First National Bank of Omaha never bothered with a rewards program for its debit card until just this past fall.Rolland Johannsen, the president of its retail banking group, says none seemed compelling enough to be worth the trouble. "So many rewards programs are relatively complex," he says. "Redemption is tough. Calculation of the rewards is sometimes difficult. The customer service issues can be a hassle."

What prompted the bank to roll out its My Deals program in November had a lot to do with how simple it is to use. Offers from all kinds of businesses — from major retailers to fast-food restaurants — appear within a customer's online bank statement. A click activates the offer and the customer automatically earns cash back after using his debit card to make the required purchase.

Though merchant-funded rewards are nothing new, serving up offers in bank statements is. And it is expected to get far more popular in the coming year, in part because of new card regulations that will squeeze profits.
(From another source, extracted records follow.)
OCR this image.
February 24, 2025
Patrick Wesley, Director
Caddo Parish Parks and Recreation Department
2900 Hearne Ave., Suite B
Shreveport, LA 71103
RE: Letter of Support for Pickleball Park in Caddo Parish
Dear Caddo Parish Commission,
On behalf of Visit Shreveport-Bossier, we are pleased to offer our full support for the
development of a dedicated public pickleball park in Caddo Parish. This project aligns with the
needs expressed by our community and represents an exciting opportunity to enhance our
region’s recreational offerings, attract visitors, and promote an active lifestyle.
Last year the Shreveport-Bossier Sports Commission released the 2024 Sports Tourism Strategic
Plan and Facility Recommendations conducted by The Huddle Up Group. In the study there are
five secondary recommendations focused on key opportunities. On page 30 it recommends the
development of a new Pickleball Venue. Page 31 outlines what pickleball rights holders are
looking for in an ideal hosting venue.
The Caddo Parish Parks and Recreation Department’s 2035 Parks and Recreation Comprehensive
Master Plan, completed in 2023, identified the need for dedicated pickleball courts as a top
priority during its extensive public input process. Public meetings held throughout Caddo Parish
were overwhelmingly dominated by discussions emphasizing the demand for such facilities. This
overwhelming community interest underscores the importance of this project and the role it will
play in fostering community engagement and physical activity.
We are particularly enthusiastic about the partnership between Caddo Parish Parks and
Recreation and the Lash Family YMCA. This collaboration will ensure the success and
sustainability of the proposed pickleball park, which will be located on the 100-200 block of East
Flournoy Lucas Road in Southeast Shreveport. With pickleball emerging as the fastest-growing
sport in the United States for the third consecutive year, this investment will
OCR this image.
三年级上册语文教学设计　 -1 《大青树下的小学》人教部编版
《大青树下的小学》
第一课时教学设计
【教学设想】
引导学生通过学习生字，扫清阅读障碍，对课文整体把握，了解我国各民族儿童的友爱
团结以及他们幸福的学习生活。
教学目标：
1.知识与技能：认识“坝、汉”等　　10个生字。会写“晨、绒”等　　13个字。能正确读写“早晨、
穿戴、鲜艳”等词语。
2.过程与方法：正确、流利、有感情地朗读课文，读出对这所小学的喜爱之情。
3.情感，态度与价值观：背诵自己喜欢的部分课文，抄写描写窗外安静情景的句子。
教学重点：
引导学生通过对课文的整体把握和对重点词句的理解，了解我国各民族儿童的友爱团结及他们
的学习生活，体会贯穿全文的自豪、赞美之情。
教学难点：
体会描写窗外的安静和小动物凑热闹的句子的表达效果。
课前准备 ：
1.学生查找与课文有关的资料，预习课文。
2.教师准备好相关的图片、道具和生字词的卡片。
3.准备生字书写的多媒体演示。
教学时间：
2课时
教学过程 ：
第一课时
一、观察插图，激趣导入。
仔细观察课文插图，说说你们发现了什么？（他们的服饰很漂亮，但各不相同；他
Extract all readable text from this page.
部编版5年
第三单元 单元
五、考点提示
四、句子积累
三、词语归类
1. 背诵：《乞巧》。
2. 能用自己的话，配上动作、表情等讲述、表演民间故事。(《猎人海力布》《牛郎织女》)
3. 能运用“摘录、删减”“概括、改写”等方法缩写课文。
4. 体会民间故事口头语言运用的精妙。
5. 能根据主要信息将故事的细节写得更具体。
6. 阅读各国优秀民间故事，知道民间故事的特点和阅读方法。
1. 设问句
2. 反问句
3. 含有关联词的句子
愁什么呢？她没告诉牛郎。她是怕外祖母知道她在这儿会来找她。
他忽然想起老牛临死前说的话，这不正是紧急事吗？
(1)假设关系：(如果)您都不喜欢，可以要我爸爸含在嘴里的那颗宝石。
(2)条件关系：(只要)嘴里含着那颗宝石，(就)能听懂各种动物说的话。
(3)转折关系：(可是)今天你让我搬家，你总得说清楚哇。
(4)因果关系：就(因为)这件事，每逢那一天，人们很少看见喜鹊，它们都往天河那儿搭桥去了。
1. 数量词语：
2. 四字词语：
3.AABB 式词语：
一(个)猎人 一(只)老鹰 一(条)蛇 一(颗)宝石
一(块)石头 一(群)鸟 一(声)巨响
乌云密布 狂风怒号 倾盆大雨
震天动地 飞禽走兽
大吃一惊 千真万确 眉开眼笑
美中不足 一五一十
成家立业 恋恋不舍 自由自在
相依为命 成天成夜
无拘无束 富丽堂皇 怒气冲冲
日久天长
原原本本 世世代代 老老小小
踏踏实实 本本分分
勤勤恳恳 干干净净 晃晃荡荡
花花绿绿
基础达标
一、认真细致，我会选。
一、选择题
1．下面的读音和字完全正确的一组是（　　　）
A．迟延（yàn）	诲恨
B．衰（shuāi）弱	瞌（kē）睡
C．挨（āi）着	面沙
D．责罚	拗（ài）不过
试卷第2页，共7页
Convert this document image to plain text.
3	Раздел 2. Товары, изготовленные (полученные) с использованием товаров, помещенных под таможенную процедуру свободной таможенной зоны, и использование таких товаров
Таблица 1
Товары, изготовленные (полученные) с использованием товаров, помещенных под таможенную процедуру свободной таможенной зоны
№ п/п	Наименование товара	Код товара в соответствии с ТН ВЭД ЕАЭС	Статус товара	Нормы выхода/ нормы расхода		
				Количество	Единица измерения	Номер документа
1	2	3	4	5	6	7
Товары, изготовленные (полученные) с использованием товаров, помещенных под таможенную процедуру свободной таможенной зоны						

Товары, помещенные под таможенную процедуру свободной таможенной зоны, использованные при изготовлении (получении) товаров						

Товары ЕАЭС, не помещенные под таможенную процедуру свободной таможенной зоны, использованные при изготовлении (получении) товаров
The mechanics of the program that First National offers via Cardlytics, and other programs like it from vendors such as BillShrink and Cartera Commerce, vary. But all three companies say they are seeing more demand for their services from financial institutions.

Johannsen acknowledges that First National's program even has "incremental revenue potential," as his bank can get a small share of the fees merchants pay Cardlytics. But he dismisses that as a motivator. Rather, he expects the program to help cement customer loyalty.

Tom Brooks, the head of the cards and payments division at Regions Bank in Birmingham, Ala., has the same hope for a similar program it launched in September, also through Cardlytics.

He says plans already call for expanding Regions' Cashback Rewards to include bonus points for customers who redeem an offer. The points would be funded by merchants and be used by bank customers as part of the overall loyalty program that Regions has in place.

"Merchant-funded rewards have been part of loyalty strategies for some time, but they're going to become more important going forward," Brooks says.

The offers delivered to customers at both First National and Regions are targeted to those most likely to use them. Paying with a debit card at McDonald's might trigger an offer from Burger King, for example.

Johannsen says such relevance means customers are more likely to appreciate the offers and see them as a real benefit.

"It's not a generic system," he says. "This is specific to the individual customer and how they use their card and what they use it for."